Period and birth cohort effects on expected remaining lifetime risks of diabetes

The expected lifetime risks of diabetes estimated from data in the period of 2001 to 2009 were higher than risks estimated from the period of 2010 to 2019 across all ages (S9 Fig). As an illustration, the expected lifetime risk of diabetes was 89.6 (87.5, 91.7)% for a 20-year-old person with prediabetes and 65.4 (65.0, 65.8)% for a 20-year-old person with normoglycemia in 2001 to 2009. The corresponding estimates were 85.1 (84.2, 85.9)% and 59.8 (59.5, 60.0) for their peers in 2010 to 2019.

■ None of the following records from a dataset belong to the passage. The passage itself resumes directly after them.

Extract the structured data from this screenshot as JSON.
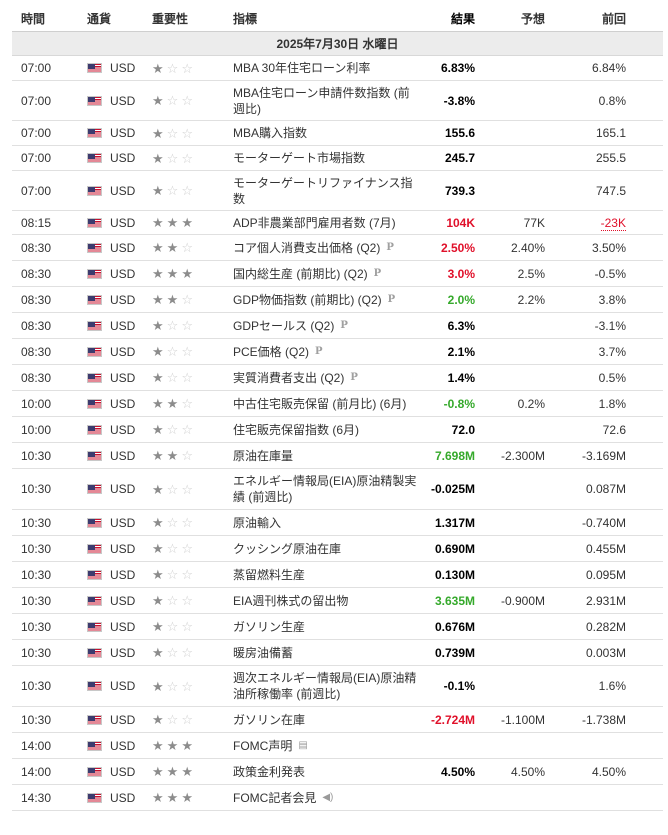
{
  "header": {
    "time": "時間",
    "currency": "通貨",
    "importance": "重要性",
    "event": "指標",
    "actual": "結果",
    "forecast": "予想",
    "previous": "前回"
  },
  "date": "2025年7月30日 水曜日",
  "rows": [
    {
      "time": "07:00",
      "cur": "USD",
      "imp": 1,
      "event": "MBA 30年住宅ローン利率",
      "actual": "6.83%",
      "forecast": "",
      "previous": "6.84%"
    },
    {
      "time": "07:00",
      "cur": "USD",
      "imp": 1,
      "event": "MBA住宅ローン申請件数指数 (前週比)",
      "actual": "-3.8%",
      "forecast": "",
      "previous": "0.8%"
    },
    {
      "time": "07:00",
      "cur": "USD",
      "imp": 1,
      "event": "MBA購入指数",
      "actual": "155.6",
      "forecast": "",
      "previous": "165.1"
    },
    {
      "time": "07:00",
      "cur": "USD",
      "imp": 1,
      "event": "モーターゲート市場指数",
      "actual": "245.7",
      "forecast": "",
      "previous": "255.5"
    },
    {
      "time": "07:00",
      "cur": "USD",
      "imp": 1,
      "event": "モーターゲートリファイナンス指数",
      "actual": "739.3",
      "forecast": "",
      "previous": "747.5"
    },
    {
      "time": "08:15",
      "cur": "USD",
      "imp": 3,
      "event": "ADP非農業部門雇用者数 (7月)",
      "actual": "104K",
      "actual_color": "red",
      "forecast": "77K",
      "previous": "-23K",
      "previous_color": "red"
    },
    {
      "time": "08:30",
      "cur": "USD",
      "imp": 2,
      "event": "コア個人消費支出価格 (Q2)",
      "p": "P",
      "actual": "2.50%",
      "actual_color": "red",
      "forecast": "2.40%",
      "previous": "3.50%"
    },
    {
      "time": "08:30",
      "cur": "USD",
      "imp": 3,
      "event": "国内総生産 (前期比) (Q2)",
      "p": "P",
      "actual": "3.0%",
      "actual_color": "red",
      "forecast": "2.5%",
      "previous": "-0.5%"
    },
    {
      "time": "08:30",
      "cur": "USD",
      "imp": 2,
      "event": "GDP物価指数 (前期比) (Q2)",
      "p": "P",
      "actual": "2.0%",
      "actual_color": "green",
      "forecast": "2.2%",
      "previous": "3.8%"
    },
    {
      "time": "08:30",
      "cur": "USD",
      "imp": 1,
      "event": "GDPセールス (Q2)",
      "p": "P",
      "actual": "6.3%",
      "forecast": "",
      "previous": "-3.1%"
    },
    {
      "time": "08:30",
      "cur": "USD",
      "imp": 1,
      "event": "PCE価格 (Q2)",
      "p": "P",
      "actual": "2.1%",
      "forecast": "",
      "previous": "3.7%"
    },
    {
      "time": "08:30",
      "cur": "USD",
      "imp": 1,
      "event": "実質消費者支出 (Q2)",
      "p": "P",
      "actual": "1.4%",
      "forecast": "",
      "previous": "0.5%"
    },
    {
      "time": "10:00",
      "cur": "USD",
      "imp": 2,
      "event": "中古住宅販売保留 (前月比) (6月)",
      "actual": "-0.8%",
      "actual_color": "green",
      "forecast": "0.2%",
      "previous": "1.8%"
    },
    {
      "time": "10:00",
      "cur": "USD",
      "imp": 1,
      "event": "住宅販売保留指数 (6月)",
      "actual": "72.0",
      "forecast": "",
      "previous": "72.6"
    },
    {
      "time": "10:30",
      "cur": "USD",
      "imp": 2,
      "event": "原油在庫量",
      "actual": "7.698M",
      "actual_color": "green",
      "forecast": "-2.300M",
      "previous": "-3.169M"
    },
    {
      "time": "10:30",
      "cur": "USD",
      "imp": 1,
      "event": "エネルギー情報局(EIA)原油精製実績 (前週比)",
      "actual": "-0.025M",
      "forecast": "",
      "previous": "0.087M"
    },
    {
      "time": "10:30",
      "cur": "USD",
      "imp": 1,
      "event": "原油輸入",
      "actual": "1.317M",
      "forecast": "",
      "previous": "-0.740M"
    },
    {
      "time": "10:30",
      "cur": "USD",
      "imp": 1,
      "event": "クッシング原油在庫",
      "actual": "0.690M",
      "forecast": "",
      "previous": "0.455M"
    },
    {
      "time": "10:30",
      "cur": "USD",
      "imp": 1,
      "event": "蒸留燃料生産",
      "actual": "0.130M",
      "forecast": "",
      "previous": "0.095M"
    },
    {
      "time": "10:30",
      "cur": "USD",
      "imp": 1,
      "event": "EIA週刊株式の留出物",
      "actual": "3.635M",
      "actual_color": "green",
      "forecast": "-0.900M",
      "previous": "2.931M"
    },
    {
      "time": "10:30",
      "cur": "USD",
      "imp": 1,
      "event": "ガソリン生産",
      "actual": "0.676M",
      "forecast": "",
      "previous": "0.282M"
    },
    {
      "time": "10:30",
      "cur": "USD",
      "imp": 1,
      "event": "暖房油備蓄",
      "actual": "0.739M",
      "forecast": "",
      "previous": "0.003M"
    },
    {
      "time": "10:30",
      "cur": "USD",
      "imp": 1,
      "event": "週次エネルギー情報局(EIA)原油精油所稼働率 (前週比)",
      "actual": "-0.1%",
      "forecast": "",
      "previous": "1.6%"
    },
    {
      "time": "10:30",
      "cur": "USD",
      "imp": 1,
      "event": "ガソリン在庫",
      "actual": "-2.724M",
      "actual_color": "red",
      "forecast": "-1.100M",
      "previous": "-1.738M"
    },
    {
      "time": "14:00",
      "cur": "USD",
      "imp": 3,
      "event": "FOMC声明",
      "icon": "document-icon",
      "actual": "",
      "forecast": "",
      "previous": ""
    },
    {
      "time": "14:00",
      "cur": "USD",
      "imp": 3,
      "event": "政策金利発表",
      "actual": "4.50%",
      "forecast": "4.50%",
      "previous": "4.50%"
    },
    {
      "time": "14:30",
      "cur": "USD",
      "imp": 3,
      "event": "FOMC記者会見",
      "icon": "speaker-icon",
      "actual": "",
      "forecast": "",
      "previous": ""
    }
  ],
  "colors": {
    "red": "#e0102a",
    "green": "#35a92b",
    "date_bg": "#ececec"
  }
}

The expected lifetime risk of diabetes at age 20 years increased with recency of birth year from 1900 to 1980 (S10 Fig). The expected lifetime risks of diabetes were 64.2 (64.0, 64.4)%, 76.5 (76.4, 76.5)%, and 79.9 (79.9, 79.9)% for a 20-year-old person with prediabetes born in 1900, 1940, and 1980, respectively.

Verification and validation of generated cohort and sensitivity analyses

The short-term probabilities of progression from prediabetes to diabetes as estimated in the simulated cohort was similar to the observed rates in the HKDSD for most age groups except for people aged <20 years (S11 Fig). This indicated an accurate fitting performance of the simulated cohort except for simulation in youth. When the simulated cohort was limited to people aged 20 years or above, the expected remaining lifetime risks, remaining life years with and without diabetes, and proportions of remaining life years with diabetes were similar to the results of the primary analyses (Tables 2 and S4S6 and S12 and S13 Figs), indicating that type 1 diabetes had little effect on the estimations. When prediabetes was redefined using either FPG or HbA1c, the estimations did not deviate from those of the primary analyses (Tables 2 and S4S6 and S14S17 Figs). Remaining lifetime risks calculated using the modified Kaplan–Meier method (Table 2 and S18 Fig) and length of life expected to be living with diabetes estimated by the Sullivan life table (Tables 2 and S4S6 and S19 Fig) were similar to those from the primary results. When we restricted the analysis to people who were followed at least 5 years, the estimations were largely unchanged compared with those of the primary analyses (Table 2 and S20 Fig).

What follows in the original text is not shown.